Synopsis: The Enterprise rescues Harry Mudd and three unusual women.
What can you say about Harcourt Fenton Mudd, who masquerades as Captain Leo Francis Walsh, transports women aboard an unregistered transport vessel, and in the process drains the Enterprise of almost all her power? So much attention of the male gaze in this episode is on the three beautiful women, Eve, Magda and Ruth, that sometimes we forget about focusing on Harry Mudd. The Trickster, the Coyote, Hermes, the Knight Errant, the mercurial force that will propel a change of plan for the Enterprise and all aboard her. This is an archetypal power that conflicts with the rational Senex control of Starfleet that is embodied by Captain James T. Kirk and his crew. For a long time, characters like Mudd, or Q from Star Trek: The Next Generation were my least favorite; but now I know that they, and the chaos they create in Star Trek and reality, are necessary for change to occur.
I have listed many names to the character above, many ways of referencing an annoying but necessary force of change of perspective. By following Mudd, the Enterprise overheated its engines and is at the verge of losing all power. But Mudd has caused the Enterprise and her crew to change course. Wherever they were headed before they encountered Mudd, it was so routine as to not be mentioned, but now the Enterprise is on a new course, to Rigel XII, to get crystals for the engines. To go someplace they have never been before and would not have gone had it not been for Mudd.
It just so happens that on Rigel XII there are three lonely miners that would make wonderful husbands for the three beautiful women traveling with Mudd. Beauty is the essential nature of Psyche and depth psychology therefore needs to understand beauty (Hillman, 2014). Throughout the episode Mudd gives the women the Venus Drug, so that they may embody Venus, the Roman equivalent of Aphrodite, the goddess of love and beauty. Mudd thinks that this is what the women need to do for men to want them. But is this what they want? Eve complains of the way men look at them; and men see the personification of the goddess, not the woman.

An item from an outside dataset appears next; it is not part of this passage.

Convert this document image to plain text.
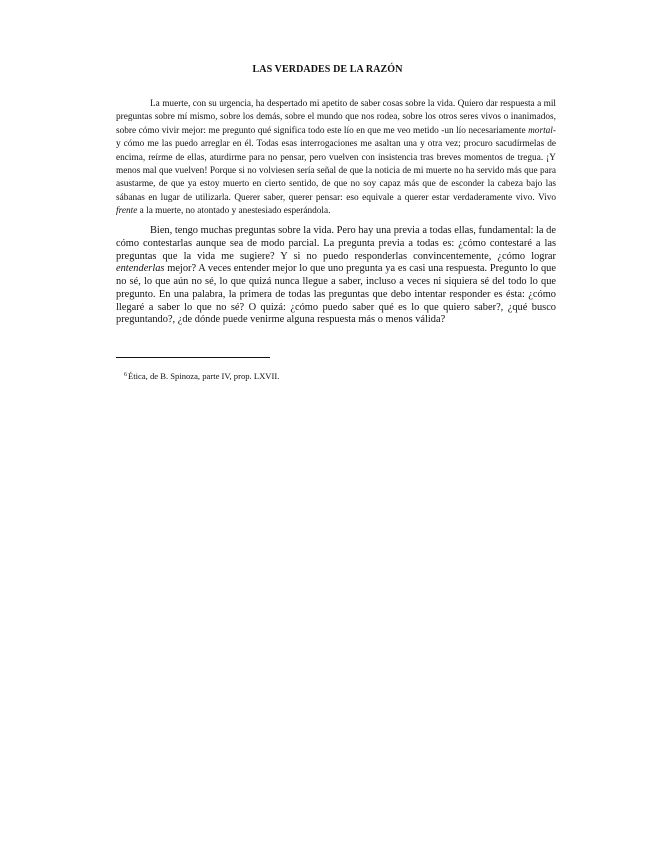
LAS VERDADES DE LA RAZÓN

La muerte, con su urgencia, ha despertado mi apetito de saber cosas sobre la vida. Quiero dar respuesta a mil preguntas sobre mí mismo, sobre los demás, sobre el mundo que nos rodea, sobre los otros seres vivos o inanimados, sobre cómo vivir mejor: me pregunto qué significa todo este lío en que me veo metido -un lío necesariamente mortal- y cómo me las puedo arreglar en él. Todas esas interrogaciones me asaltan una y otra vez; procuro sacudírmelas de encima, reírme de ellas, aturdirme para no pensar, pero vuelven con insistencia tras breves momentos de tregua. ¡Y menos mal que vuelven! Porque si no volviesen sería señal de que la noticia de mi muerte no ha servido más que para asustarme, de que ya estoy muerto en cierto sentido, de que no soy capaz más que de esconder la cabeza bajo las sábanas en lugar de utilizarla. Querer saber, querer pensar: eso equivale a querer estar verdaderamente vivo. Vivo frente a la muerte, no atontado y anestesiado esperándola.

Bien, tengo muchas preguntas sobre la vida. Pero hay una previa a todas ellas, fundamental: la de cómo contestarlas aunque sea de modo parcial. La pregunta previa a todas es: ¿cómo contestaré a las preguntas que la vida me sugiere? Y si no puedo responderlas convincentemente, ¿cómo lograr entenderlas mejor? A veces entender mejor lo que uno pregunta ya es casi una respuesta. Pregunto lo que no sé, lo que aún no sé, lo que quizá nunca llegue a saber, incluso a veces ni siquiera sé del todo lo que pregunto. En una palabra, la primera de todas las preguntas que debo intentar responder es ésta: ¿cómo llegaré a saber lo que no sé? O quizá: ¿cómo puedo saber qué es lo que quiero saber?, ¿qué busco preguntando?, ¿de dónde puede venirme alguna respuesta más o menos válida?

$^6$Ética, de B. Spinoza, parte IV, prop. LXVII.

Eve asks one of the men on Rigel XII what he really wants; a vain, selfish, useless individual trying to impersonate a goddess, or a real woman? At the end of the episode Kirk remarks that there are only two kinds of women, “either you believe in yourself or you don’t.” From another perspective, there are only two types of individuals, those that can see-through the eyes of beauty, and those that cannot.
Reference:
Hillman, J. (2014). The thought of the heart and the soul of the world. Spring Publications.